Sunday, June 28, 2009

coaxing turtles into media interviews

It's the first rule of media relations: The biggest barrier to communicating your research, trends, or news is whether the source decides to participate. You may have a great story and reporters willing to cover it, but if the source decides to hide within her shell like a turtle, that story doesn't have much chance of success. That's why many of us are reading "No Turtles: Faculty-Media Relations," with a sense of familiarity. In it, Michael C. Munger, who chairs political science at Duke University describes the syndrome:
So whether it's "I'm not good enough" or "I'm not paid enough," faculty members turn into turtles. They draw their heads and limbs inside a protective shell and won't come out. If they do poke their heads out briefly, they embarrass themselves because they have no mental framework for media relations.
No one mulls this issue more than the communicators trying to put experts together with reporters, but even their best efforts may not be enough. In a recent blog post, Joe Bonner, Rockefeller University's director of communications and public affairs, highlighted this passage from Munger's essay:
Even the most outwardly focused campus news service will fail to bring faculty members out into the spotlight unless they are trained to deal with reporters and are rewarded for it.
"But how do you get reluctant faculty interested in practicing in the first place?" Bonner asks -- and it is the critical question for communicators tasked with carrying out the training and coaxing of experts. He says, "the key to getting scientists comfortable with the idea of communicating with reporters and the public at large is to get them early, while they are in graduate school or working as postdocs and before they've become junior faculty members."

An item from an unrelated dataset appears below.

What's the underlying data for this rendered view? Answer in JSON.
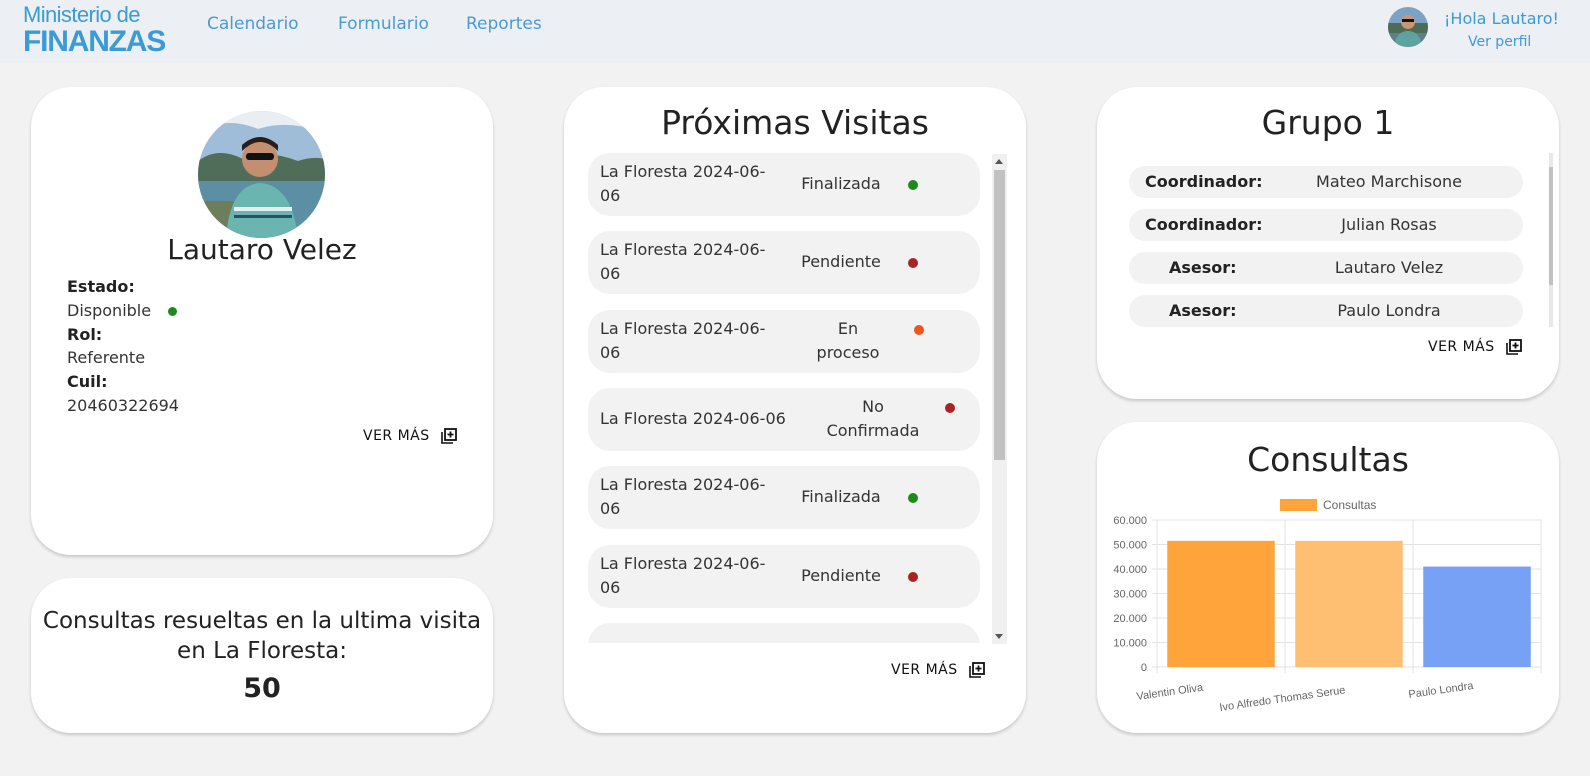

I agree with that--any trainer will tell you it's easier to learn public-speaking and media-interview skills early, before you develop bad habits, fears and firm opinions about why it's not worth your time. (Put another way, you'll have less to un-learn if you learn early.) And it's also true that more's needed just to make the training possible. Here are some tactics I've used in a variety of settings to coax experts out of their shells and into training:
  • Gently promote the coverage others are getting: I say gently because--especially with faculty experts--the appearance of self-promotion often creates more problems than opportunities with their peers. But if you update your experts about good coverage, you can convey, over time, that interacting with reporters is valued (and build up some competition). Think internal, think water-cooler, and physically post it where it can be seen and discussed, or circulate a one-page report. My favorite was a one-pager called "Got You Covered"--a simple letterhead underscored that this would be a regular report, and let my communications team compile a few bullets each week highlighting especially good coverage.
  • Recruit some allies. I'll never forget the time I got a tour from a university media relations rep. At the time, I worked for a major scientific society, and we stopped to see a scientist active in the society--who confided that she routinely threw away messages to call reporters, to the horror of my host. "Does the society offer some training?" she asked. We did, and I promptly signed her up. Likewise, you should recruit allies at professional societies or other organizations in which your experts are active--and where they may get recognition they prefer for media efforts. Then work with your allies to reinforce those opportunities.
  • Listen for what motivates them. I've seen research scientists run from media interviews--until they needed a donor, a technology transfer partner to take the research into the commercial sector, or some other motivator that had nothing much to do with the goals of the communications office. (In my favorite example of this, a researcher with a great new product was more excited by her coverage in Packaging News than in the Wall Street Journal--but we made sure she got both.) Ask your experts what they want, what would help them, and listen for the chance to motivate them into media interviews. The gratitude often means they'll respond again when you call.
  • Make it fun and easy. I love handing groups of people Flip camcorders. They're pocket-sized, cute and easy to operate, and those factors can help motivate your experts to get comfortable with a camera. Why not issue one to a few experts at your organization and ask them to spend just 10 minutes a week recording some insights they might share with a reporter--then email it to you for internal feedback? You might wind up with some useable material and your expert will be developing a comfort level with communicating on video.
  • Share training opportunities. Repeat. It takes more than one annoucement that training's available to convince otherwise busy, skeptical or shy experts to practice. So cultivate not only your home-grown trainings, but those offered by others...over and over again. Sooner or later, the message will sink in. Check out the "Communicating Science" workshops offered by the American Association for the Advancement of Science for scientists and engineers, ask professional societies and local groups, and, for women experts, you might suggest that they enter my Eloquent Woman blog's contest to win 15 weeks of free public-speaking training (and a free Flip Mino HD camcorder) if they enter by July 31, 2009.